Many readers of his columns and articles disagreed strongly with his views, but no one could doubt that Mike's convictions were rooted in principle and firmly held. He enjoyed the game of reporting, the camaraderie and the chase, but he was always conscious of a higher public purpose. When, earlier this year, he made the decision to go to Iraq to cover the second war against Saddam Hussein, he explained his stance toward the conflict this way:
I covered the Gulf War as a reporter, and it was this experience, later compounded by what I saw reporting in Bosnia, that convinced me of the moral imperative, sometimes, for war. In liberated Kuwait City, one vast crime scene, I toured the morgue one day and inspected torture and murder victims left behind by the departing Iraqis ... After that, I never again could stand the arguments of those who sat in the luxury of safety—"advocating nonresistance behind the guns of the American fleet," as George Orwell wrote of World War II pacifists—and held that the moral course was, in crimes against humanity as in crimes on the street corner: Better not to get involved, dear.
Writing and editing was in Mike's blood; he was the child of two journalists. He grew up on Washington's Capitol Hill, attended Jesuit schools, and graduated from the University of New Hampshire. His first job was as a booker for Good Morning America. Later, as a reporter for The Baltimore Sun, he covered Michael Dukakis's campaign for the presidency. The campaign turned out badly for Dukakis but very well for Mike, who in the course of it fell in love with a television producer, Madelyn Greenberg. They were married in 1991. Mike covered the first Gulf War as a freelance correspondent for The New Republic, The Boston Globe, and GQ; his prizewinning account of that conflict, Martyrs' Day (1993), is an acknowledged classic of war reporting. During the nineties Mike reported on the Bush-Clinton presidential race for The New York Times, wrote The New Yorker's Letter From Washington, served as editor of The New Republic and National Journal, and began writing a syndicated column for The Washington Post. He became editor in chief of The Atlantic in September of 1999. His colleagues here knew him as a passionate and courageous advocate, an extraordinary editor, and above all a good and generous man.
Mike's writing voice was distinctive—it bore notes of Maugham and Waugh, Mencken and Wodehouse (and the prophet Jeremiah), but was derivative of none of them. With a single deft phrase—for instance, likening Edward Kennedy's teeth to "the color of old piano keys"—he could conjure a history and create a mood.
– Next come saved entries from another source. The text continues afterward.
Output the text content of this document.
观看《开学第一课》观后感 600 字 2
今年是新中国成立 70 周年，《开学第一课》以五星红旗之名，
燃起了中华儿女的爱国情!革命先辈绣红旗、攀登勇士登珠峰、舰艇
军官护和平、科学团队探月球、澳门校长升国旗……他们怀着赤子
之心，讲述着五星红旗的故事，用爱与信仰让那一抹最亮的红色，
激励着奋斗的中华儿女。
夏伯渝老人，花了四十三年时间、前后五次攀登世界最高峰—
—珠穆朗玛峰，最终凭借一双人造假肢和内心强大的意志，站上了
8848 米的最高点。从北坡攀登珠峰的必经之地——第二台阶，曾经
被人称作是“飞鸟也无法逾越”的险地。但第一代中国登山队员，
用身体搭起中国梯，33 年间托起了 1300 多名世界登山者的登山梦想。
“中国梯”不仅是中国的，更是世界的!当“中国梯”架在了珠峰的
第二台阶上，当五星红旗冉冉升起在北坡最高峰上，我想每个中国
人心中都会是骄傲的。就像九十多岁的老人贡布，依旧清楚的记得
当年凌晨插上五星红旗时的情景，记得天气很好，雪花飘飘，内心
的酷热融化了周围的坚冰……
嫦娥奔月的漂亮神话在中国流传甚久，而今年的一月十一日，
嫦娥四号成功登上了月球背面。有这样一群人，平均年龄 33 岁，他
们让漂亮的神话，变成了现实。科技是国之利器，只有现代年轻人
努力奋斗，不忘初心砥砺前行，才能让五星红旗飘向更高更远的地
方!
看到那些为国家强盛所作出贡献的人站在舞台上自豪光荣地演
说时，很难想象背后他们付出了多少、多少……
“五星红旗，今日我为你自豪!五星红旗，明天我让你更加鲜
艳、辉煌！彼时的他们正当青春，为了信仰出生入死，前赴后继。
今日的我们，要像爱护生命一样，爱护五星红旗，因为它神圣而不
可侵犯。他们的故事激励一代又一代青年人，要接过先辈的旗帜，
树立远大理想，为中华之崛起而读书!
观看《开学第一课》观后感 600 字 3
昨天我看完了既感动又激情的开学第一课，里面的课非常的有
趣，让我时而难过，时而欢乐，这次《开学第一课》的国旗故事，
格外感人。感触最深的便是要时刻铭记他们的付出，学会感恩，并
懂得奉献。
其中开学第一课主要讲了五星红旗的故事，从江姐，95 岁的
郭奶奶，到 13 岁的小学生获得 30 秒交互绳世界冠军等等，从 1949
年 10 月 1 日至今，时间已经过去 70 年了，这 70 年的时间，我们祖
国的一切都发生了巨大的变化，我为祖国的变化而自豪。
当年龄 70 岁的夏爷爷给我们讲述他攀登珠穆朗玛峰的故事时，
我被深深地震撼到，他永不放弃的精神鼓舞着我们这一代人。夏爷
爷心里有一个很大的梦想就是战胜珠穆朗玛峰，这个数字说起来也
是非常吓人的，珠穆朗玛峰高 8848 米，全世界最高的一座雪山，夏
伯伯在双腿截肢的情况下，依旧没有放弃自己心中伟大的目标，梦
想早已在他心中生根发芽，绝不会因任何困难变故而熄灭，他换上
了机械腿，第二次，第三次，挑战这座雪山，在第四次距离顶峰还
His commentaries could be unsparing, but they were something else entirely when he described the exploits of his young sons, Tom and Jack.
In these pages and in his syndicated column Mike published a number of dispatches from the war zone as he moved into Iraq this spring. He called every other day, the sound of artillery or of a raging sandstorm in the background. The last call came a few hours before he died. The Americans were getting awfully close to Baghdad, he said. Sorry, he couldn't be more specific. But he was looking forward to a shower in the Al Rashid Hotel.